French, supra, 149 N.J. at 485; Aubrey v. Harleysville Ins. Cos.,
140 N.J. 397, 404 (1995).
The insurance companies contend that each driver owned
another insured automobile with liability coverage, so neither host
could have intended to have its insurance policy cover a
"fortuitous occupant" such as Cirringione and Heubner. The
companies seek to distinguish the factual situations of French (an
employee of the host) and Breen and Grant (a resident relative of
the host) from those of these two cases on appeal. We disagree and
hold that the same result applies here where the policy explicitly
covers "any person" occupying the host's insured vehicle. The
concept of the fortuitous driver comes from Taylor v. National
Union Fire Ins. Co.,
289 N.J. Super. 593 (App. Div. 1996), which
was effectively overruled by the 1998 Supreme Court trilogy. Once
an insurer issues a policy insuring all occupants, any occupant can
claim that the coverage of that vehicle is coverage "held" by that
occupant.
The insurance companies drafted these contracts of adhesion,
and thus any ambiguities should be resolved in favor of the
insureds. Meier v. New Jersey Life Ins. Co.,
101 N.J. 597, 611
(1986). In doing so, we recognize that we must interpret policies
to afford coverage "to the full extent that any fair interpretation
will allow." Kievit v. Loyal Protective Life Ins. Co.,
34 N.J. 475, 482 (1961)(citations omitted). The contract language drafted
by these insurance companies is clear and unambiguous in providing
coverage for any person occupying the host insured's motor vehicle.

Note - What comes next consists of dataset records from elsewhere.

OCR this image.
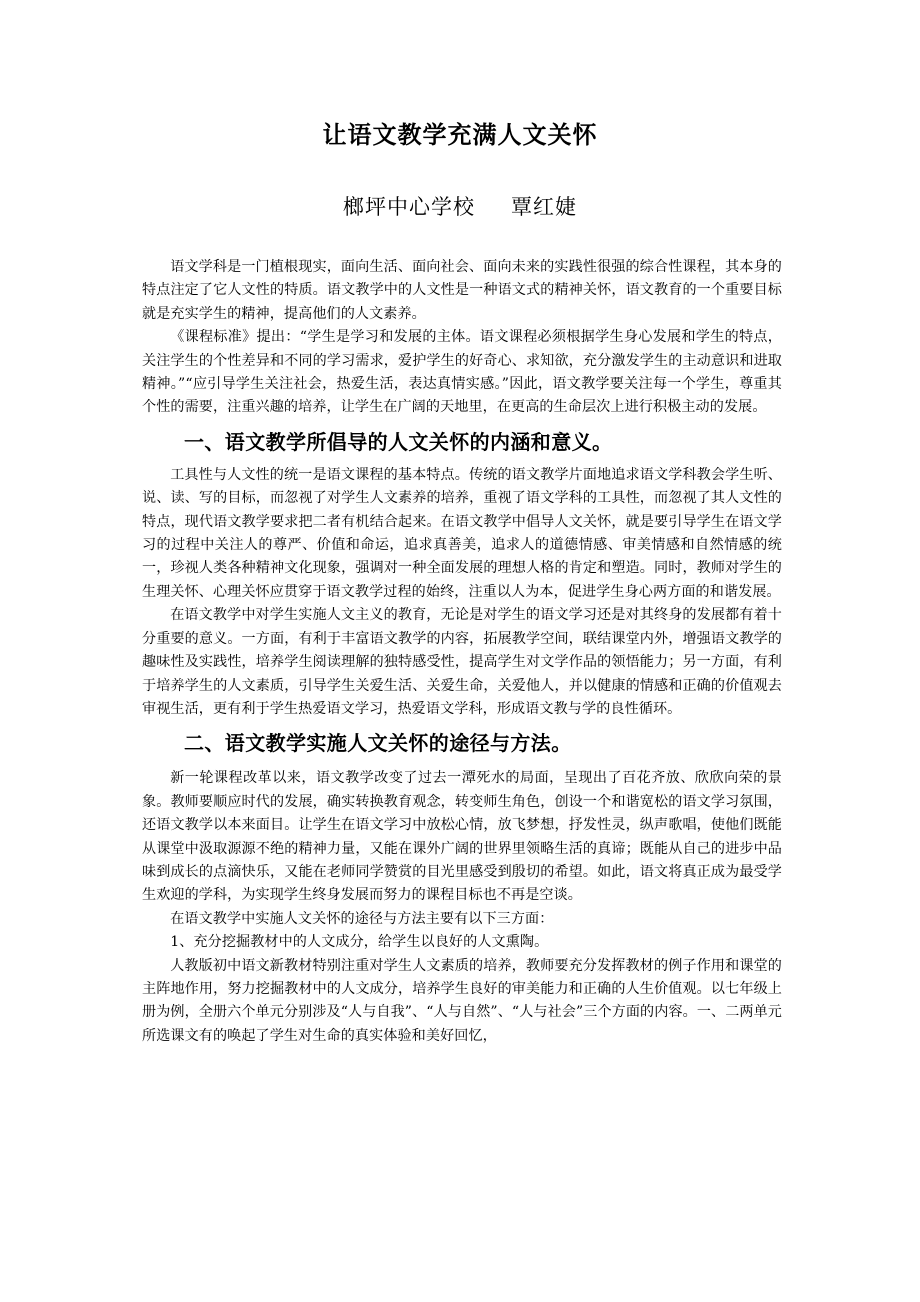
让语文教学充满人文关怀
榔坪中心学校 覃红婕

语文学科是一门植根现实，面向生活、面向社会、面向未来的实践性很强的综合性课程，其本身的特点注定了它人文性的特质。语文教学中的人文性是一种语文式的精神关怀，语文教育的一个重要目标就是充实学生的精神，提高他们的人文素养。

《课程标准》提出：“学生是学习和发展的主体。语文课程必须根据学生身心发展和学生的特点，关注学生的个性差异和不同的学习需求，爱护学生的好奇心、求知欲，充分激发学生的主动意识和进取精神。”“应引导学生关注社会，热爱生活，表达真情实感。”因此，语文教学要关注每一个学生，尊重其个性的需要，注重兴趣的培养，让学生在广阔的天地里，在更高的生命层次上进行积极主动的发展。

一、语文教学所倡导的人文关怀的内涵和意义。

工具性与人文性的统一是语文课程的基本特点。传统的语文教学片面地追求语文学科教会学生听、说、读、写的目标，而忽视了对学生人文素养的培养，重视了语文学科的工具性，而忽视了其人文性的特点，现代语文教学要求把二者有机结合起来。在语文教学中倡导人文关怀，就是要引导学生在语文学习的过程中关注人的尊严、价值和命运，追求真善美，追求人的道德情感、审美情感和自然情感的统一，珍视人类各种精神文化现象，强调对一种全面发展的理想人格的肯定和塑造。同时，教师对学生的生理关怀、心理关怀应贯穿于语文教学过程的始终，注重以人为本，促进学生身心两方面的和谐发展。

在语文教学中对学生实施人文主义的教育，无论是对学生的语文学习还是对其终身的发展都有着十分重要的意义。一方面，有利于丰富语文教学的内容，拓展教学空间，联结课堂内外，增强语文教学的趣味性及实践性，培养学生阅读理解的独特感受性，提高学生对文学作品的领悟能力；另一方面，有利于培养学生的人文素质，引导学生关爱生活、关爱生命，关爱他人，并以健康的情感和正确的价值观去审视生活，更有利于学生热爱语文学习，热爱语文学科，形成语文教与学的良性循环。

二、语文教学实施人文关怀的途径与方法。

新一轮课程改革以来，语文教学改变了过去一潭死水的局面，呈现出了百花齐放、欣欣向荣的景象。教师要顺应时代的发展，确实转换教育观念，转变师生角色，创设一个和谐宽松的语文学习氛围，还语文教学以本来面目。让学生在语文学习中放松心情，放飞梦想，抒发性灵，纵声歌唱，使他们既能从课堂中汲取源源不绝的精神力量，又能在课外广阔的世界里领略生活的真谛；既能从自己的进步中品味到成长的点滴快乐，又能在老师同学赞赏的目光里感受到殷切的希望。如此，语文将真正成为最受学生欢迎的学科，为实现学生终身发展而努力的课程目标也不再是空谈。

在语文教学中实施人文关怀的途径与方法主要有以下三方面：

1、充分挖掘教材中的人文成分，给学生以良好的人文熏陶。

人教版初中语文新教材特别注重对学生人文素质的培养，教师要充分发挥教材的例子作用和课堂的主阵地作用，努力挖掘教材中的人文成分，培养学生良好的审美能力和正确的人生价值观。以七年级上册为例，全册六个单元分别涉及“人与自我”、“人与自然”、“人与社会”三个方面的内容。一、二两单元所选课文有的唤起了学生对生命的真实体验和美好回忆，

We will not undertake to write a new policy or exclude language
from an existing policy to benefit the insurer. Walker Rogge, Inc.
v. Chelsea Title & Guar. Co.,
116 N.J. 517, 529 (1989). We are
simply holding these insurance companies to the contracts they
drafted and signed.
Accordingly, we reverse the summary judgment granted to
CNA in A-410-98T3, and we affirm the summary judgment granted to
Heubner in A-3947-98T5.
Footnote: 1 1The uninsured motorist statute provides:
[a] motor vehicle is underinsured when the
sum of the limits of liability under all
bodily injury and property damage liability
bonds and insurance policies available to a
person against whom recovery is sought for
bodily injury or property damage is, at the
time of the accident, less than the
applicable limits for underinsured motorist
coverage afforded under the motor vehicle
insurance policy held by the person seeking
that recovery.
[N.J.S.A. 17:28-1.1(e)(emphasis supplied)].